Raiffeisen kann auf ein erfolgreiches Jahr zurückblicken: 2012 hat die drittgrösste Bankengruppe der Schweiz ihren Gruppengewinn um 6,6 Prozent auf 634,8 Millionen Franken gesteigert. Daneben konnten reichlich neue Spar- und Anlagegelder verbucht werden.

Verglichen mit dem Vorjahr wuchs dieser Bilanzposten um 11,4 Prozent auf 103,1 Milliarden Franken, wie Raiffeisen mitteilte. Der Betriebsertrag stieg gleichzeitig um fast 8 Prozent auf 2,7 Milliarden Franken. Dies führt die Gruppe auf eine erfolgreiche Diversifikationsstrategie mit dem Kauf der Privatbank Notenstein zurück.

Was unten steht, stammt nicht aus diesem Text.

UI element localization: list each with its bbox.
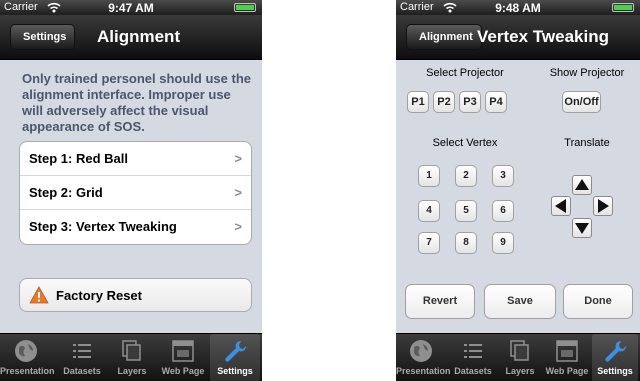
battery-icon xyxy=(612,3,634,12)
tab-bar: Presentation Datasets Layers Web Page Se… xyxy=(396,333,640,381)
alignment-screen: Carrier 9:47 AM Settings Alignment Only … xyxy=(0,0,262,381)
webpage-icon xyxy=(556,340,578,362)
step-label: Step 1: Red Ball xyxy=(29,151,128,166)
factory-reset-button[interactable]: Factory Reset xyxy=(19,278,252,312)
vertex-6-button[interactable]: 6 xyxy=(492,200,514,222)
step-label: Step 2: Grid xyxy=(29,185,103,200)
tab-layers[interactable]: Layers xyxy=(112,334,152,381)
steps-list: Step 1: Red Ball > Step 2: Grid > Step 3: … xyxy=(19,141,252,245)
chevron-right-icon: > xyxy=(234,151,242,166)
tab-settings[interactable]: Settings xyxy=(592,334,638,381)
status-bar: Carrier 9:47 AM xyxy=(0,0,262,15)
wrench-icon xyxy=(225,340,247,362)
globe-icon xyxy=(410,340,432,362)
status-time: 9:47 AM xyxy=(108,1,154,15)
save-button[interactable]: Save xyxy=(484,284,556,319)
tab-label: Presentation xyxy=(396,366,451,376)
status-time: 9:48 AM xyxy=(495,1,541,15)
tab-label: Datasets xyxy=(63,366,101,376)
on-off-button[interactable]: On/Off xyxy=(562,91,601,113)
done-button[interactable]: Done xyxy=(563,284,633,319)
tab-label: Settings xyxy=(597,366,633,376)
tab-label: Web Page xyxy=(161,366,205,376)
tab-label: Layers xyxy=(117,366,147,376)
tab-label: Web Page xyxy=(545,366,589,376)
layers-icon xyxy=(510,340,529,361)
status-bar: Carrier 9:48 AM xyxy=(396,0,640,15)
projector-p1-button[interactable]: P1 xyxy=(407,91,429,113)
vertex-3-button[interactable]: 3 xyxy=(492,165,514,187)
vertex-4-button[interactable]: 4 xyxy=(418,200,440,222)
tab-label: Datasets xyxy=(454,366,492,376)
tab-web-page[interactable]: Web Page xyxy=(544,334,590,381)
vertex-8-button[interactable]: 8 xyxy=(455,232,477,254)
wrench-icon xyxy=(605,340,627,362)
factory-reset-label: Factory Reset xyxy=(56,288,142,303)
back-button[interactable]: Alignment xyxy=(406,24,482,50)
warning-icon xyxy=(29,286,49,304)
select-vertex-label: Select Vertex xyxy=(432,137,498,149)
warning-notice: Only trained personel should use the ali… xyxy=(22,71,251,134)
translate-label: Translate xyxy=(564,137,610,149)
page-title: Alignment xyxy=(97,27,181,46)
back-button-label: Settings xyxy=(23,31,67,43)
battery-icon xyxy=(234,3,256,12)
translate-up-button[interactable] xyxy=(572,175,592,195)
arrow-left-icon xyxy=(555,199,566,213)
translate-left-button[interactable] xyxy=(551,196,571,216)
navigation-bar: Alignment Vertex Tweaking xyxy=(396,15,640,60)
layers-icon xyxy=(122,340,141,361)
vertex-2-button[interactable]: 2 xyxy=(455,165,477,187)
webpage-icon xyxy=(172,340,194,362)
show-projector-label: Show Projector xyxy=(549,67,625,79)
chevron-right-icon: > xyxy=(234,219,242,234)
vertex-9-button[interactable]: 9 xyxy=(492,232,514,254)
globe-icon xyxy=(15,340,37,362)
tab-datasets[interactable]: Datasets xyxy=(450,334,496,381)
translate-down-button[interactable] xyxy=(572,218,592,238)
tab-label: Settings xyxy=(217,366,253,376)
tab-datasets[interactable]: Datasets xyxy=(58,334,106,381)
tab-presentation[interactable]: Presentation xyxy=(396,334,451,381)
vertex-7-button[interactable]: 7 xyxy=(418,232,440,254)
tab-label: Layers xyxy=(505,366,535,376)
translate-right-button[interactable] xyxy=(593,196,613,216)
step-red-ball-row[interactable]: Step 1: Red Ball > xyxy=(20,142,251,176)
tab-settings[interactable]: Settings xyxy=(210,334,260,381)
step-label: Step 3: Vertex Tweaking xyxy=(29,219,177,234)
tab-label: Presentation xyxy=(0,366,55,376)
step-grid-row[interactable]: Step 2: Grid > xyxy=(20,176,251,210)
tab-bar: Presentation Datasets Layers Web Page Se… xyxy=(0,333,262,381)
arrow-down-icon xyxy=(575,223,589,234)
tab-web-page[interactable]: Web Page xyxy=(160,334,206,381)
projector-p3-button[interactable]: P3 xyxy=(459,91,481,113)
list-icon xyxy=(73,344,91,358)
step-vertex-tweaking-row[interactable]: Step 3: Vertex Tweaking > xyxy=(20,210,251,244)
page-title: Vertex Tweaking xyxy=(477,27,609,46)
arrow-right-icon xyxy=(598,199,609,213)
vertex-tweaking-screen: Carrier 9:48 AM Alignment Vertex Tweakin… xyxy=(396,0,640,381)
select-projector-label: Select Projector xyxy=(426,67,504,79)
revert-button[interactable]: Revert xyxy=(405,284,475,319)
arrow-up-icon xyxy=(575,179,589,190)
back-button[interactable]: Settings xyxy=(10,24,76,50)
tab-layers[interactable]: Layers xyxy=(500,334,540,381)
chevron-right-icon: > xyxy=(234,185,242,200)
vertex-1-button[interactable]: 1 xyxy=(418,165,440,187)
projector-p4-button[interactable]: P4 xyxy=(485,91,507,113)
list-icon xyxy=(464,344,482,358)
navigation-bar: Settings Alignment xyxy=(0,15,262,60)
projector-p2-button[interactable]: P2 xyxy=(433,91,455,113)
back-button-label: Alignment xyxy=(419,31,473,43)
tab-presentation[interactable]: Presentation xyxy=(0,334,55,381)
vertex-5-button[interactable]: 5 xyxy=(455,200,477,222)
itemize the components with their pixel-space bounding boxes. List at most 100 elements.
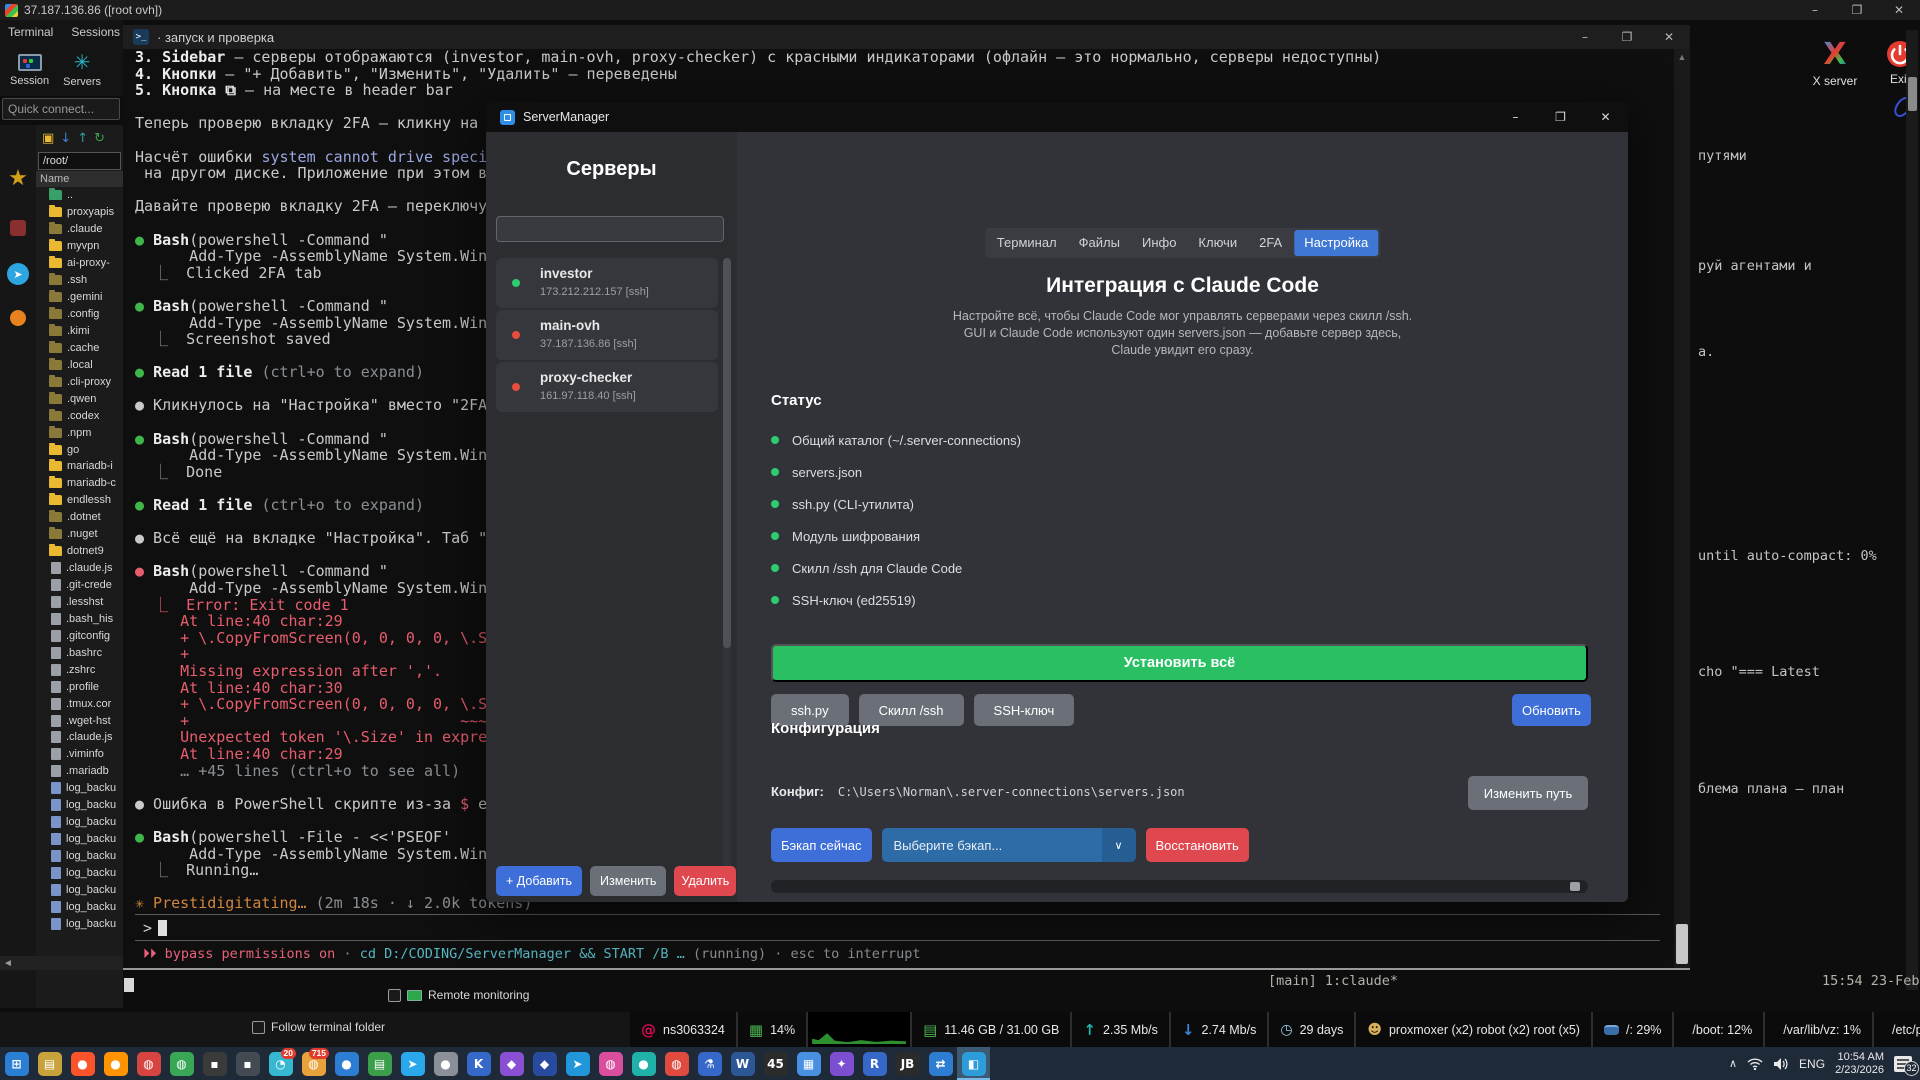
install-all-button[interactable]: Установить всё: [771, 644, 1588, 682]
taskbar-vscode[interactable]: ◧: [957, 1047, 990, 1080]
taskbar-app-r[interactable]: R: [858, 1047, 891, 1080]
tray-clock[interactable]: 10:54 AM 2/23/2026: [1835, 1051, 1884, 1077]
volume-icon[interactable]: [1773, 1057, 1789, 1071]
file-row[interactable]: .codex: [36, 407, 123, 424]
file-row[interactable]: log_backu: [36, 814, 123, 831]
orange-ball-icon[interactable]: [7, 307, 29, 329]
file-row[interactable]: .cache: [36, 339, 123, 356]
minimize-button[interactable]: [1794, 0, 1836, 20]
sftp-icon[interactable]: [7, 217, 29, 239]
file-row[interactable]: .qwen: [36, 390, 123, 407]
refresh-button[interactable]: Обновить: [1512, 694, 1591, 726]
menu-terminal[interactable]: Terminal: [8, 25, 53, 39]
file-row[interactable]: .claude.js: [36, 729, 123, 746]
remote-monitoring-option[interactable]: Remote monitoring: [388, 988, 529, 1002]
refresh-icon[interactable]: ↻: [94, 131, 105, 146]
sm-maximize-button[interactable]: [1538, 102, 1583, 132]
tab[interactable]: Файлы: [1069, 230, 1130, 256]
file-row[interactable]: .dotnet: [36, 509, 123, 526]
taskbar-telegram-2[interactable]: ➤: [561, 1047, 594, 1080]
tab[interactable]: 2FA: [1249, 230, 1292, 256]
terminal-close-button[interactable]: [1648, 27, 1690, 47]
file-row[interactable]: .cli-proxy: [36, 373, 123, 390]
file-row[interactable]: .gitconfig: [36, 627, 123, 644]
file-row[interactable]: .tmux.cor: [36, 695, 123, 712]
taskbar-notes-green[interactable]: ▤: [363, 1047, 396, 1080]
taskbar-app-teal[interactable]: ●: [627, 1047, 660, 1080]
file-row[interactable]: .mariadb: [36, 763, 123, 780]
scroll-up-icon[interactable]: ▲: [1674, 49, 1690, 65]
sidebar-scrollbar-thumb[interactable]: [723, 258, 731, 648]
bottom-scroll-thumb[interactable]: [1570, 882, 1580, 891]
terminal-scrollbar[interactable]: ▲ ▼: [1674, 49, 1690, 968]
close-button[interactable]: [1878, 0, 1920, 20]
taskbar-quick-share[interactable]: ⇄: [924, 1047, 957, 1080]
taskbar-telegram[interactable]: ➤: [396, 1047, 429, 1080]
taskbar-file-explorer[interactable]: ▤: [33, 1047, 66, 1080]
bottom-scroll-track[interactable]: [771, 880, 1588, 893]
file-row[interactable]: log_backu: [36, 881, 123, 898]
taskbar-app-dark-2[interactable]: ▪: [231, 1047, 264, 1080]
taskbar-app-purple[interactable]: ◆: [495, 1047, 528, 1080]
follow-terminal-folder-option[interactable]: Follow terminal folder: [252, 1020, 385, 1034]
file-row[interactable]: dotnet9: [36, 543, 123, 560]
notification-center-icon[interactable]: 32: [1894, 1056, 1912, 1072]
taskbar-jetbrains[interactable]: JB: [891, 1047, 924, 1080]
file-row[interactable]: mariadb-c: [36, 475, 123, 492]
file-row[interactable]: endlessh: [36, 492, 123, 509]
tray-expand-icon[interactable]: [1729, 1057, 1737, 1070]
file-row[interactable]: ai-proxy-: [36, 255, 123, 272]
tab[interactable]: Терминал: [987, 230, 1067, 256]
file-row[interactable]: .git-crede: [36, 577, 123, 594]
file-row[interactable]: log_backu: [36, 848, 123, 865]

Insbesondere das Kommissions- und Dienstleistungsgeschäft (+51 Prozent) sowie das Handelsgeschäft (+39 Prozent) hätten sich «ausgesprochen erfreulich» entwickelt. Hauptertragspfeiler blieb auch im abgelaufenen Jahr das Zinsengeschäft: Es wuchs um 17 Millionen Franken oder 1 Prozent.

Höherer Geschäftsaufwand

Anzeige

Auf der anderen Seite stieg der Geschäftsaufwand um 17,4 Prozent auf 1,7 Milliarden Franken an. Den höheren Aufwand erklärt Raiffeisen zum einen mit der 80 Millionen Franken teuren Umstellung ihrer Pensionskasse. Zum anderen ist neu auch der Geschäftsaufwand von Notenstein berücksichtigt. Die Bilanzsumme für 2012 weist Raiffeisen mit gut 168 Milliarden Franken aus. Das entspricht einem Zuwachs von 7,8 Prozent. Knapp 136 Milliarden Franken Hypothekarkrediten (+5,8 Prozent) standen Ende Jahr 133 Milliarden Franken Kundengelder gegenüber (+18,9 Prozent).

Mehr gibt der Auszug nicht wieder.